Lauren Carse has been a pharmacy technician for four years, all spent at Calgary’s Foothills Medical Centre Inpatient Pharmacy. Whenever the pharmacy hires a new pharmacy technician, they go through five days of training in manufacturing. It’s Lauren’s responsibility to train the newcomers, but lately she had spotted a weakness in the system.
“I was noticing that everyone was able to follow a recipe without any issues, but if I asked them to prove or check the recipe, they seemed lost,” said Lauren. “To test new hires, I would print off a recipe, white out the concentration or the number of tablets required, and ask them to calculate it using pharmaceutical math. In the beginning, people struggled, but by the end of the five days, everyone had it down pat. That’s when I realized people needed more practice with math.”
Lauren then developed a quiz for newly hired pharmacy technicians to take after they completed their manufacturing training, with a focus on the math involved when adapting recipes. Before being allowed to work on their own, new pharmacy technicians on her team must pass the test, which is meant to sharpen math and critical thinking skills, and promote proper documentation.
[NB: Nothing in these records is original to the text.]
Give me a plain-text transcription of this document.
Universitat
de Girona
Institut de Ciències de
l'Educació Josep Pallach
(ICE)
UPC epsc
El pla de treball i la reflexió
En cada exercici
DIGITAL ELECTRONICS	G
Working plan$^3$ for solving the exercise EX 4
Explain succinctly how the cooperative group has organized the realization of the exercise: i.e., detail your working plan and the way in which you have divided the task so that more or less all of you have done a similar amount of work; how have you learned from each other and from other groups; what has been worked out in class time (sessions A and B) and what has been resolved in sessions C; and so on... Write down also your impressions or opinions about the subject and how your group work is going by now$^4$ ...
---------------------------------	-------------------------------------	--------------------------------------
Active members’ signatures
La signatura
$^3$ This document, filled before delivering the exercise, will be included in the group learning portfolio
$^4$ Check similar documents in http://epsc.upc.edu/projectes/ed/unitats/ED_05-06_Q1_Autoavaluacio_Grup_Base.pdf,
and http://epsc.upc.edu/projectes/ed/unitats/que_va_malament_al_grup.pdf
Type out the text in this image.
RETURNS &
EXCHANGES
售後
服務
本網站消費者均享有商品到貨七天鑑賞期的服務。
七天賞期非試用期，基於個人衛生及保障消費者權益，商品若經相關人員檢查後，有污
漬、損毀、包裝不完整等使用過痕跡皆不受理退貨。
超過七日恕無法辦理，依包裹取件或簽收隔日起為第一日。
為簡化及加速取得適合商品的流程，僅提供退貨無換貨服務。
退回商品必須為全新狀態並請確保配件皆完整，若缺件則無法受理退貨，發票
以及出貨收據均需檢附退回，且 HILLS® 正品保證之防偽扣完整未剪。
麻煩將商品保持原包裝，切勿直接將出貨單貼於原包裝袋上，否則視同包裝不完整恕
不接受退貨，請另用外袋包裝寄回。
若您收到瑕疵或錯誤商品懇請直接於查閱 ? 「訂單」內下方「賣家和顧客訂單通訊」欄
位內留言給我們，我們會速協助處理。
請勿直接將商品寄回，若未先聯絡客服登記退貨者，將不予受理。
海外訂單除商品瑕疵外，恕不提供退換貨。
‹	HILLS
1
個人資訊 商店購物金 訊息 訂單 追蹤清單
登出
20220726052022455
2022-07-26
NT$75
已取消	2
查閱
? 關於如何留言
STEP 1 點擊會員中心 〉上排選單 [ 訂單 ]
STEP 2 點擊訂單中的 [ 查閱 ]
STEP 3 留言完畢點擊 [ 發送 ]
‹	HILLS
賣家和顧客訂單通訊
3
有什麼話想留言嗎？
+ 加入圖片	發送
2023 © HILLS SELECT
“In the system we used to have, technicians would bring up the master recipe and adjust the quantity,” Lauren said. “Sometimes technicians would put in the new quantity and print it, but they wouldn’t hit ‘recalculate.’ The recipe would still have the original amount. Pharmacy technicians should be checking the recipes.”
Since she developed the quiz, three new hires haven taken it—all three scored over 90 per cent. She considers that a successful implementation and gives her confidence that new team members are fully trained.
Lauren also realized this would be an ideal topic for her annual implementation record for her continuing competence portfolio due at the end of November.
“I always struggle with what I can actually implement into my daily routine, because being in an institutional pharmacy, we don’t see patients,” Lauren said. “When I identified our weakness and developed a new test, I thought that was something we will use in the upcoming year.”
The implementation record should document learning you have implemented into your practice, why you chose to implement it, your objective for implementing the learning, and how you implemented your learning.
If you’re struggling to come up with a topic for your implementation record, Lauren provides the following advice: “It’s something you need to put into your practice, so think about the things you do every day, identify weaknesses, and see how you can improve.”
And remember, the continuing education cycle for pharmacy technicians ends on November 30, so be sure to complete and submit your portfolio by then.